I am currently in a relationship with someone who calls themselves a Masochist. We shall call him Jay. Alright...well...we have only been seeing each other for about a month, so I am not completely in tune with his behaviors or his history and many things I am afraid or shy to ask about.

He enjoys pain. A few of the friends he has had for a long time insist that he get help. I'm not sure if it's a "you're a freak, you need a shrink" or a "We love you and worry about you and you need help" sort of thing. He used to cut and burn himself but says he has not done it in a long time. I also used to cut and burn, but in my case cutting was a reflection of psychological problems and depression and I didn't go to a very extreme extent. He tells me that he is happy and that inflicting pain on himself or by someone else is strictly pleasurable and is not a reflection of emotional pain.

However, I can see the pain behind his smile at times and when he's drunk or half sleeping, he will become extremely emotional and will cry on me and all I can do is hold him and comfort him.

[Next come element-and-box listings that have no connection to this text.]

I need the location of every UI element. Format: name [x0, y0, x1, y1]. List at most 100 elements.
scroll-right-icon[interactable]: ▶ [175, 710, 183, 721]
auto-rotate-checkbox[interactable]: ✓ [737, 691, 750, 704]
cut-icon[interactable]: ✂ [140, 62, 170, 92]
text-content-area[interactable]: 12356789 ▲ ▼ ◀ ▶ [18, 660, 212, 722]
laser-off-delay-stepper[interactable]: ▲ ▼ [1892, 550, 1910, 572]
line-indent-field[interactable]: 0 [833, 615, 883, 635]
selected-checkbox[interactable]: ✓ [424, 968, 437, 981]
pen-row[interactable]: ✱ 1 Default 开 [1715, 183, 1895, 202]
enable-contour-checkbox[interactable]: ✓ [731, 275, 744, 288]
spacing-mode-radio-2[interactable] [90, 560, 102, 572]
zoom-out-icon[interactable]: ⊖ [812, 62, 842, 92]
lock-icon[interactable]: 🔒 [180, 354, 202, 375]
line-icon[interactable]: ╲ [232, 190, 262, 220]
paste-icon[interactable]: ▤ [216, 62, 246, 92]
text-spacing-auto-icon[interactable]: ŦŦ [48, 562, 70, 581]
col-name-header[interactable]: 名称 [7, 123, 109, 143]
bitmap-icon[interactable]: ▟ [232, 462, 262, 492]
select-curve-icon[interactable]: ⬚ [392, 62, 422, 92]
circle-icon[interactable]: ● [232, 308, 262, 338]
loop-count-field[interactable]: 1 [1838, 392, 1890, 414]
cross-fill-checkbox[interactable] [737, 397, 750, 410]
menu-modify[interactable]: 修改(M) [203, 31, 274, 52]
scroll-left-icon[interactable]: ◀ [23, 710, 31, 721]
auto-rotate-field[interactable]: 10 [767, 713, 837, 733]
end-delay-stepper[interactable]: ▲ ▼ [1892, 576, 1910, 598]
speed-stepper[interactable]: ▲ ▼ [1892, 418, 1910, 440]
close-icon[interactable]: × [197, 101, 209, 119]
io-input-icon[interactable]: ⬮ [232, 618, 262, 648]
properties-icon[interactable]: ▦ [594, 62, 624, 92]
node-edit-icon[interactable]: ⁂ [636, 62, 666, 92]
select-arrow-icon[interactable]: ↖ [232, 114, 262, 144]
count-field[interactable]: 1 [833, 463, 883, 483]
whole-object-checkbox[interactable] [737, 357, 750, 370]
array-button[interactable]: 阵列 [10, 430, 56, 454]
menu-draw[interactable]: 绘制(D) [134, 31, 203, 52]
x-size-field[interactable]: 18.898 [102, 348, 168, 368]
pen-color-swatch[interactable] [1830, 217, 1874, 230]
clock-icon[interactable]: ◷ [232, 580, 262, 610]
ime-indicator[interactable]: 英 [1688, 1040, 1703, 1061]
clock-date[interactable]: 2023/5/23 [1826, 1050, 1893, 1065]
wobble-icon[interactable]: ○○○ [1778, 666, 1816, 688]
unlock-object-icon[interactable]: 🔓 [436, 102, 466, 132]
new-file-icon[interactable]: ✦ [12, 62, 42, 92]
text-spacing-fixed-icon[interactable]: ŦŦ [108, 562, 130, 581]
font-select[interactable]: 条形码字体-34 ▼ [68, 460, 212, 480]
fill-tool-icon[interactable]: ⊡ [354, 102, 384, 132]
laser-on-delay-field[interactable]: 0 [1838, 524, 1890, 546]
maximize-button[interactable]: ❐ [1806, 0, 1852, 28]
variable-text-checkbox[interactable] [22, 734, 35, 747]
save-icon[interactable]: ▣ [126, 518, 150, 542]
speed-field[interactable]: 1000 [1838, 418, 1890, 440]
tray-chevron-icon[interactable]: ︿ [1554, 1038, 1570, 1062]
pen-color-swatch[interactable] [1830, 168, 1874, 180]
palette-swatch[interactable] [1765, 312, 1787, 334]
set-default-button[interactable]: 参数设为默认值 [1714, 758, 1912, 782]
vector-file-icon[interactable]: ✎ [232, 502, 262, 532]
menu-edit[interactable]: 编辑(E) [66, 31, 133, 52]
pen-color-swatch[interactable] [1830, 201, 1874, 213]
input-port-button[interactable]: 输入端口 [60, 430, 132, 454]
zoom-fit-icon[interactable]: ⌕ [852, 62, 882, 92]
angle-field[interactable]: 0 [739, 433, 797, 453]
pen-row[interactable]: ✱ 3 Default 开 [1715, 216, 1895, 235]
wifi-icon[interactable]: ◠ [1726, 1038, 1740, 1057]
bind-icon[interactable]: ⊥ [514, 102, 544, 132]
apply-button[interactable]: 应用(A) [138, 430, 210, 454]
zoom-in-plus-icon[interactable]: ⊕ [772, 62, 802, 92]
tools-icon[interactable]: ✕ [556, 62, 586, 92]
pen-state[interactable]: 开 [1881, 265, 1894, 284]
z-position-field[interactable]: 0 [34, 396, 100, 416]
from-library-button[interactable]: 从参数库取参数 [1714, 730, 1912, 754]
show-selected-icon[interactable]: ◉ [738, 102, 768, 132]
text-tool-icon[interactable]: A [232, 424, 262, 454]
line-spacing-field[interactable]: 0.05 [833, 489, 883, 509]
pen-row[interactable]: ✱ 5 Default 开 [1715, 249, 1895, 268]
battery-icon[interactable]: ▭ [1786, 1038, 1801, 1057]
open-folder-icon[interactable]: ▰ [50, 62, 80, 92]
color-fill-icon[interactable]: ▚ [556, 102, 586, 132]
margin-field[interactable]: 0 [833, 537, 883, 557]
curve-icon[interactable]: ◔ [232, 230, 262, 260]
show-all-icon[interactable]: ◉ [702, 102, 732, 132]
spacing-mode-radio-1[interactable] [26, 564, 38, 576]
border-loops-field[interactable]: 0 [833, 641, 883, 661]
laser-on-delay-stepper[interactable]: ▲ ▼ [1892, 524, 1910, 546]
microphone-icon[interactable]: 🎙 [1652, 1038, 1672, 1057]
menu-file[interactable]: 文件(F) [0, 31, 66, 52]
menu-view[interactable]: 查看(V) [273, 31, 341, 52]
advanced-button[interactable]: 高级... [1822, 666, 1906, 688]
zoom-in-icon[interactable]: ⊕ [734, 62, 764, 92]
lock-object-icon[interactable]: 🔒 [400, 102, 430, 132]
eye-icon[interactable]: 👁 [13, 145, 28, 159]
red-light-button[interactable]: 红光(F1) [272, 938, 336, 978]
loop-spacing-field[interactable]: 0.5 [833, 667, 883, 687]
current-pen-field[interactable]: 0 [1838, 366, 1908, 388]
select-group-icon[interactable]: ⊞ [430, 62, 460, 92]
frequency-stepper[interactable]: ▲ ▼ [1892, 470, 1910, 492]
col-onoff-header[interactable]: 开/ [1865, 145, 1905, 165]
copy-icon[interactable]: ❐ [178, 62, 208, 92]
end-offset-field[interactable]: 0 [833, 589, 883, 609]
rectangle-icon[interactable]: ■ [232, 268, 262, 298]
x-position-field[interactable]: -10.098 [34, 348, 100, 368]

The next section is under a cut because it is contains sexual content:

During sex, he enjoys it when I bite and scratch him and has even told me that he'd like it if I punched him in the face while we're having sex. I am okay with biting and scratching, as I enjoy this too. I feel like it releases adrenaline or endorphins or something.  I am afraid of hurting him too much and that I am encouraging his pain inflicting behaviors.  Honestly, I don't think he could get off if I didn't bite him or something.   I care very much for Jay.  I am falling very hard, very quickly....and it's very very scary.  I want what is best for him, but I also want to be open minded and supportive.  I don't want to encourage behavior.  I feel like if I really cared about him, I wouldn't help him inflict pain to himself...but I don't want to deprive him of something pleasurable if it is really not harmful, just different and misunderstood.

Please Please Please Please help.

Comments

I don't really know what to say but I didn't want your courageous post to go by with no comments. All I can really offer in the way of any sort of help is to go with your instincts of what is best for you and for Jay. I'll be praying for you both. Take care and I really hope you find the answers you're seeking.

Thank you. I just want to be open and understanding to it, but I don't want to encourage any behavior that promotes some kind of psychological destruction. He says it has nothing to do with depression or whatever, but I believe he's not completely psychologically sound...I just get scared.